Ingredients:
• 2 – large Onions
• 175 g – Ghee
• 4 Cloves – Garlic
• Pinch of black pepper
• 2 tsp – ground coriander
• 1/2 tsp – Turmeric
• 450 g – fresh Bhindi
• 100 g – canned Tomatoes
• 1 tsp – fresh mint, chopped
• 1/2 tsp – Garam Masala
• Fresh Mint to garnish (optional)
• Salt to taste
Method:
- Slice one onion and fry in the ghee in a heavy-based pan.
- Blend the remaining onions and the garlic in a blender with the black pepper,salt,tumeric and coriander.
- Add this mixture to the onions and cook on a medium heat for 5 minutes.
- Meanwhile, prepare the bhindi. Chop off the top and tail of each ladies finger. Cut them into about 1 cm piece.

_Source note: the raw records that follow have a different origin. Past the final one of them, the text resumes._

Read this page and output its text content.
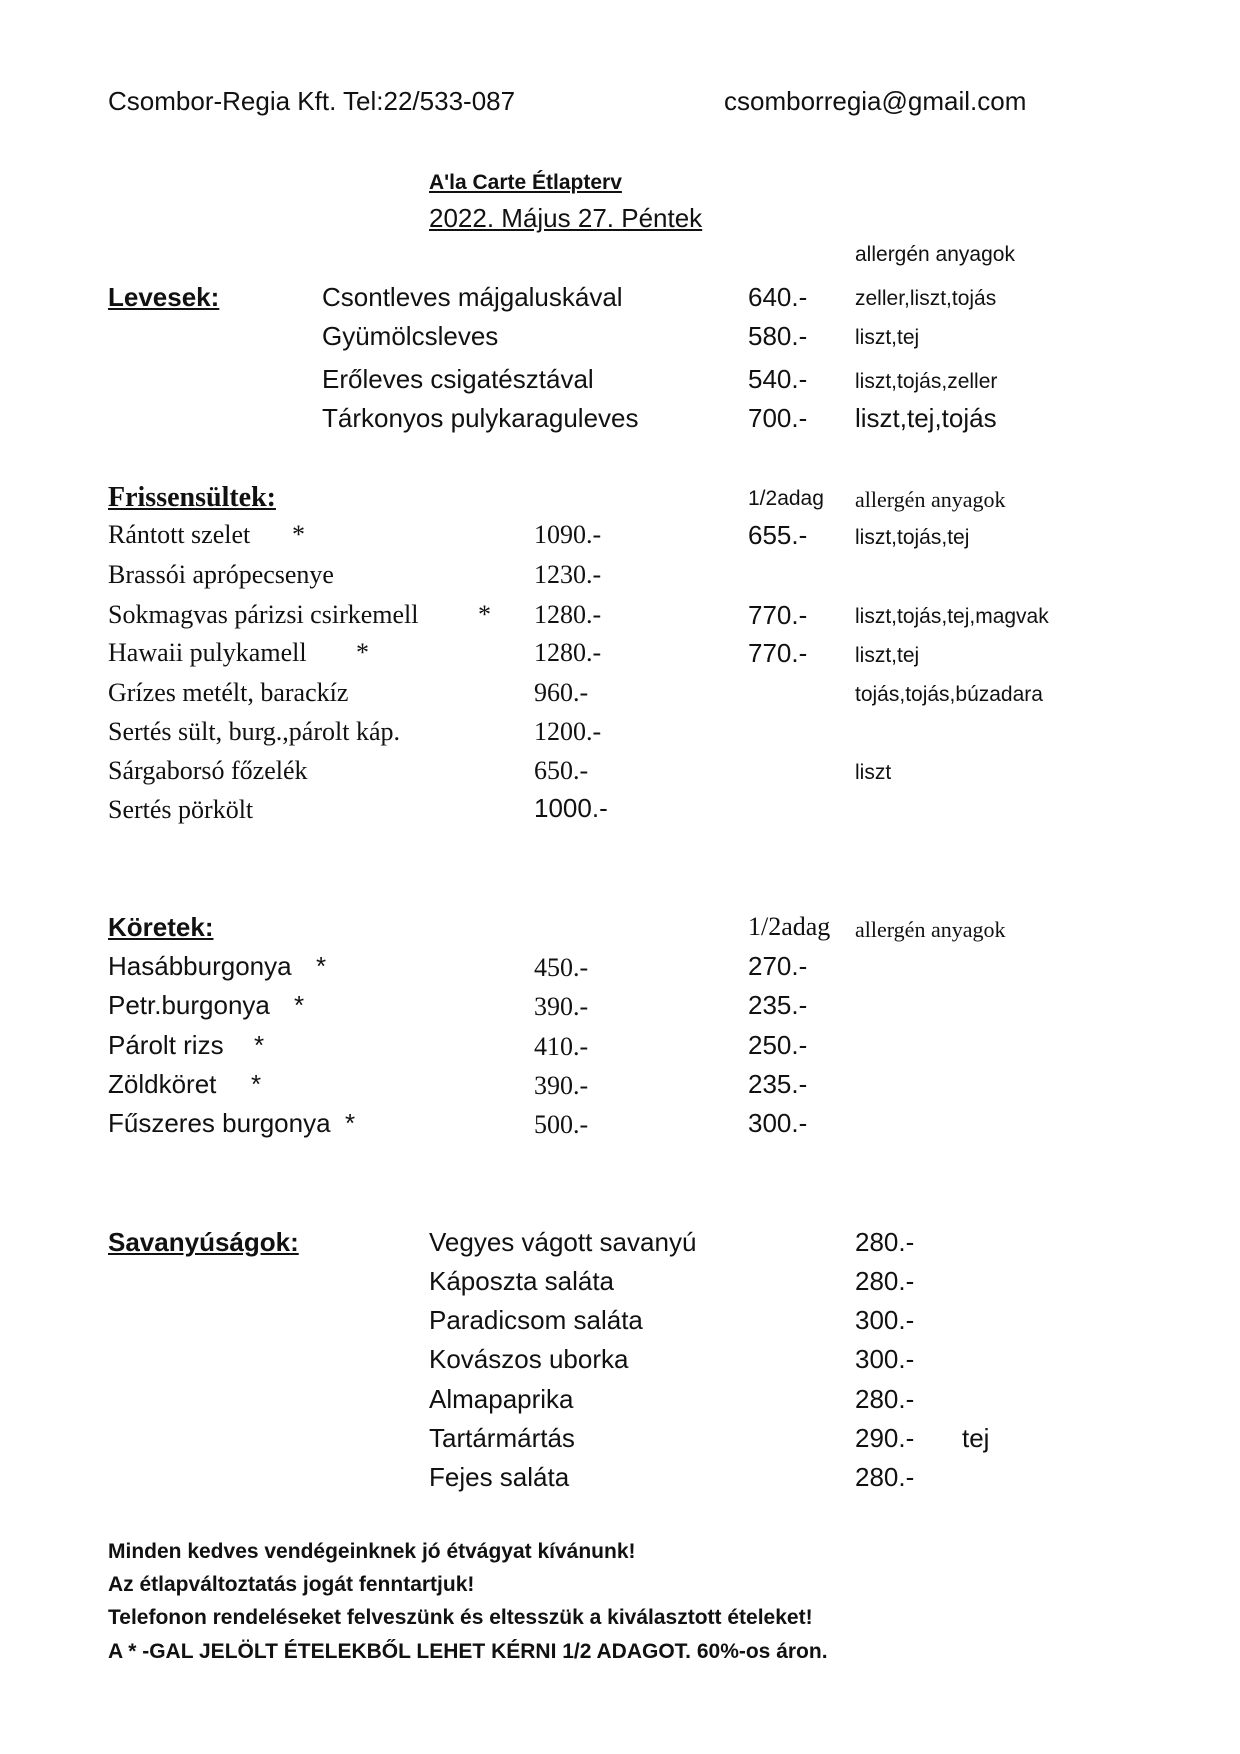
Csombor-Regia Kft. Tel:22/533-087	csomborregia@gmail.com
A'la Carte Étlapterv
2022. Május 27. Péntek
allergén anyagok
Levesek:	Csontleves májgaluskával	640.- zeller,liszt,tojás
Gyümölcsleves	580.- liszt,tej
Erőleves csigatésztával	540.- liszt,tojás,zeller
Tárkonyos pulykaraguleves	700.- liszt,tej,tojás
Frissensültek:	1/2adag allergén anyagok
Rántott szelet *	1090.-	655.- liszt,tojás,tej
Brassói aprópecsenye	1230.-
Sokmagvas párizsi csirkemell * 1280.-	770.- liszt,tojás,tej,magvak
Hawaii pulykamell *	1280.-	770.- liszt,tej
Grízes metélt, barackíz	960.-	tojás,tojás,búzadara
Sertés sült, burg.,párolt káp.	1200.-
Sárgaborsó főzelék	650.-	liszt
Sertés pörkölt	1000.-
Köretek:	1/2adag allergén anyagok
Hasábburgonya *	450.-	270.-
Petr.burgonya *	390.-	235.-
Párolt rizs *	410.-	250.-
Zöldköret *	390.-	235.-
Fűszeres burgonya *	500.-	300.-
Savanyúságok:	Vegyes vágott savanyú	280.-
Káposzta saláta	280.-
Paradicsom saláta	300.-
Kovászos uborka	300.-
Almapaprika	280.-
Tartármártás	290.- tej
Fejes saláta	280.-
Minden kedves vendégeinknek jó étvágyat kívánunk!
Az étlapváltoztatás jogát fenntartjuk!
Telefonon rendeléseket felveszünk és eltesszük a kiválasztott ételeket!
A * -GAL JELÖLT ÉTELEKBŐL LEHET KÉRNI 1/2 ADAGOT. 60%-os áron.
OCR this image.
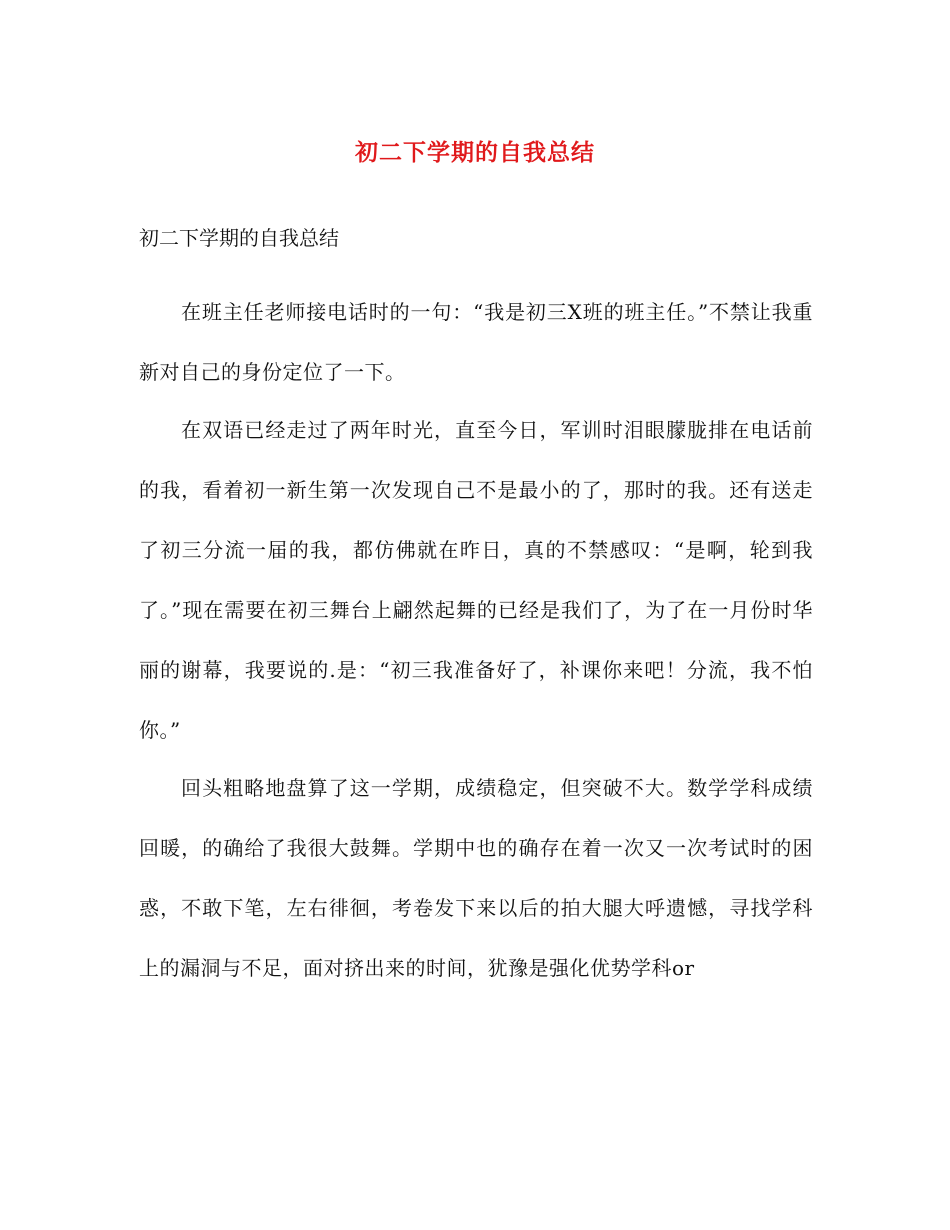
初二下学期的自我总结

初二下学期的自我总结

在班主任老师接电话时的一句：“我是初三X班的班主任。”不禁让我重新对自己的身份定位了一下。

在双语已经走过了两年时光，直至今日，军训时泪眼朦胧排在电话前的我，看着初一新生第一次发现自己不是最小的了，那时的我。还有送走了初三分流一届的我，都仿佛就在昨日，真的不禁感叹：“是啊，轮到我了。”现在需要在初三舞台上翩然起舞的已经是我们了，为了在一月份时华丽的谢幕，我要说的.是：“初三我准备好了，补课你来吧！分流，我不怕你。”

回头粗略地盘算了这一学期，成绩稳定，但突破不大。数学学科成绩回暖，的确给了我很大鼓舞。学期中也的确存在着一次又一次考试时的困惑，不敢下笔，左右徘徊，考卷发下来以后的拍大腿大呼遗憾，寻找学科上的漏洞与不足，面对挤出来的时间，犹豫是强化优势学科or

- Add the bindi to the spices. Stir carefully, so that they are not crushed or mashed. Cover the pan with the lid and cook over a very low heat for about 20 minutes.
- Add the tomatoes, the mint and the garam masala.
- The bhindi will be quite soft by now so it is even more important to be careful when stirring in these ingredients. Simmer for 5-9 minutes.
- Serve garnish with fresh mint if you like.